Working Towards an Inclusive Digital Society
2019, Summit Confronting the Disinformation Age, Media + Information, Equity + Justice
About Confronting the Disinformation Age
SFU Public Square’s 2019 Community Summit considered how the proliferation of disinformation is impacting society and challenging our capacity to make informed decisions about our economic, social, and political lives. Together, we co-created strategies to ensure stronger and healthier information ecosystems and stimulate more connected and resilient communities.
The Disinformation Age
Information is fundamental to our existence. Without it, we cannot understand or effectively respond to the events that shape our world. Throughout history, campaigns to deliberately spread false information to influence public opinion or obscure the truth have been launched by individuals, organizations, and governments. But today, we’re living in a new age of information facilitated primarily by digital technology. These advancements offer us extraordinary access to facts and data but also allow for harmful, inaccurate, and manipulated information to be created and disseminated at an unprecedented speed, scope, and scale. Falsehoods are pitted against facts in competition for our attention and technology is used to exploit our cognitive functioning without repercussion. In what is being called the “post-truth” era, the distortion of our information landscape is eroding our trust in institutions, political systems, the media, and each other.

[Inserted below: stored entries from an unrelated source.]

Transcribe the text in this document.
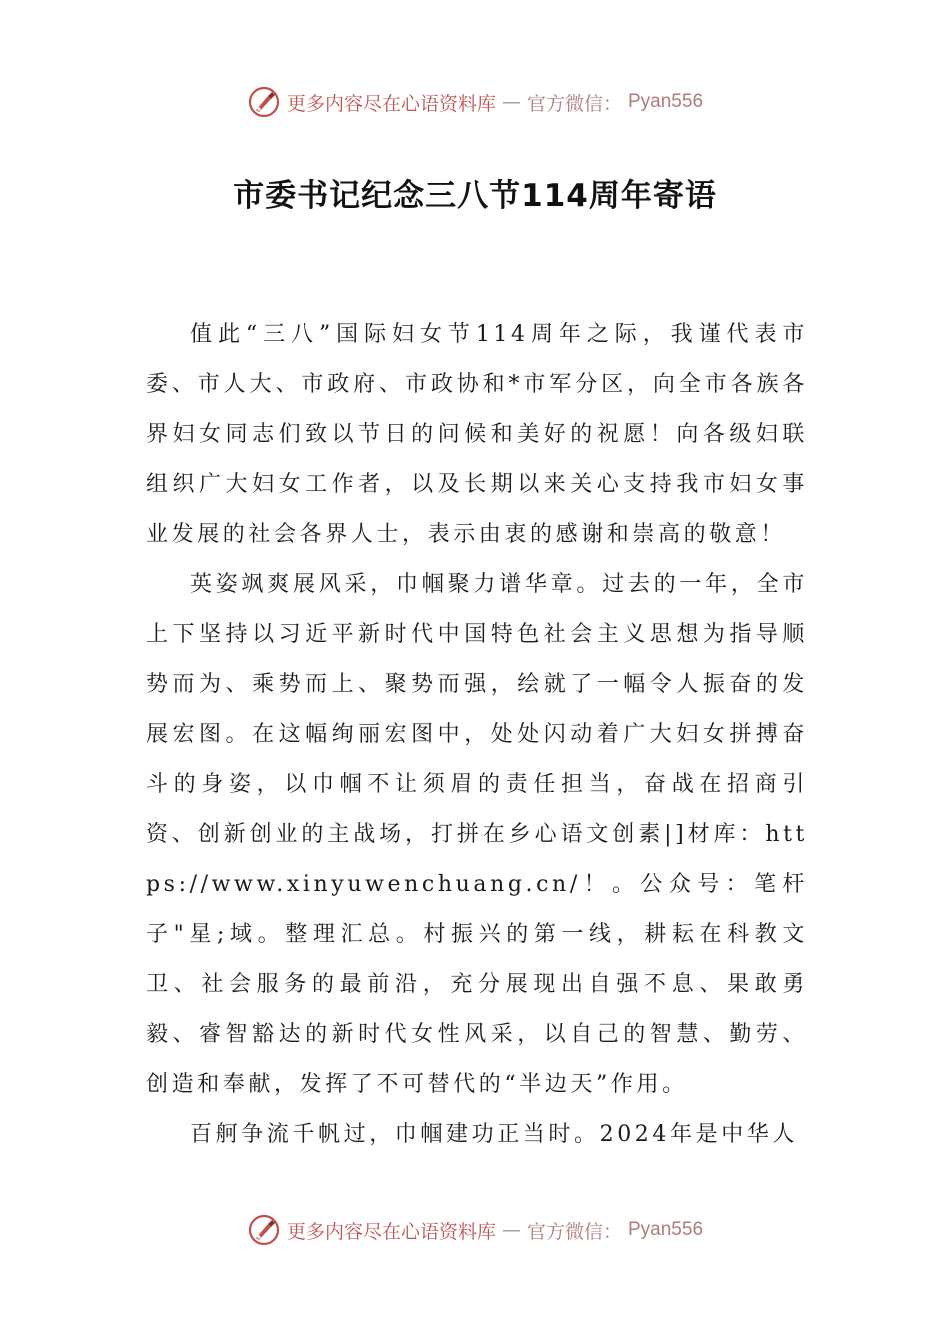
更多内容尽在心语资料库 — 官方微信： Pyan556
市委书记纪念三八节114周年寄语

值此“三八”国际妇女节114周年之际，我谨代表市委、市人大、市政府、市政协和*市军分区，向全市各族各界妇女同志们致以节日的问候和美好的祝愿！向各级妇联组织广大妇女工作者，以及长期以来关心支持我市妇女事业发展的社会各界人士，表示由衷的感谢和崇高的敬意！

英姿飒爽展风采，巾帼聚力谱华章。过去的一年，全市上下坚持以习近平新时代中国特色社会主义思想为指导顺势而为、乘势而上、聚势而强，绘就了一幅令人振奋的发展宏图。在这幅绚丽宏图中，处处闪动着广大妇女拼搏奋斗的身姿，以巾帼不让须眉的责任担当，奋战在招商引资、创新创业的主战场，打拼在乡心语文创素|]材库：https://www.xinyuwenchuang.cn/！。公众号：笔杆子"星;域。整理汇总。村振兴的第一线，耕耘在科教文卫、社会服务的最前沿，充分展现出自强不息、果敢勇毅、睿智豁达的新时代女性风采，以自己的智慧、勤劳、创造和奉献，发挥了不可替代的“半边天”作用。

百舸争流千帆过，巾帼建功正当时。2024年是中华人

更多内容尽在心语资料库 — 官方微信： Pyan556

Working Towards A Digitally Inclusive Society — Summary Report to SFU Public Square
Forum goals and activities
The one-day forum Working Towards A Digitally Inclusive Society was held on April 12, 2019 bringing together for the first time in BC agencies and stakeholders concerned with digital literacy and digital rights. The goals of the forum were to raise awareness about the connections between digital education and digital rights, share information about issues of digital inequalities people were experiencing, and gage interest in further collaboration and collective action. 110 participants registered and 108 attended for all or most of the day. These participants included representatives from frontline literacy and social service agencies, university researchers, librarians, non-profit social rights and anti-poverty groups and adults who experience digital inequalities.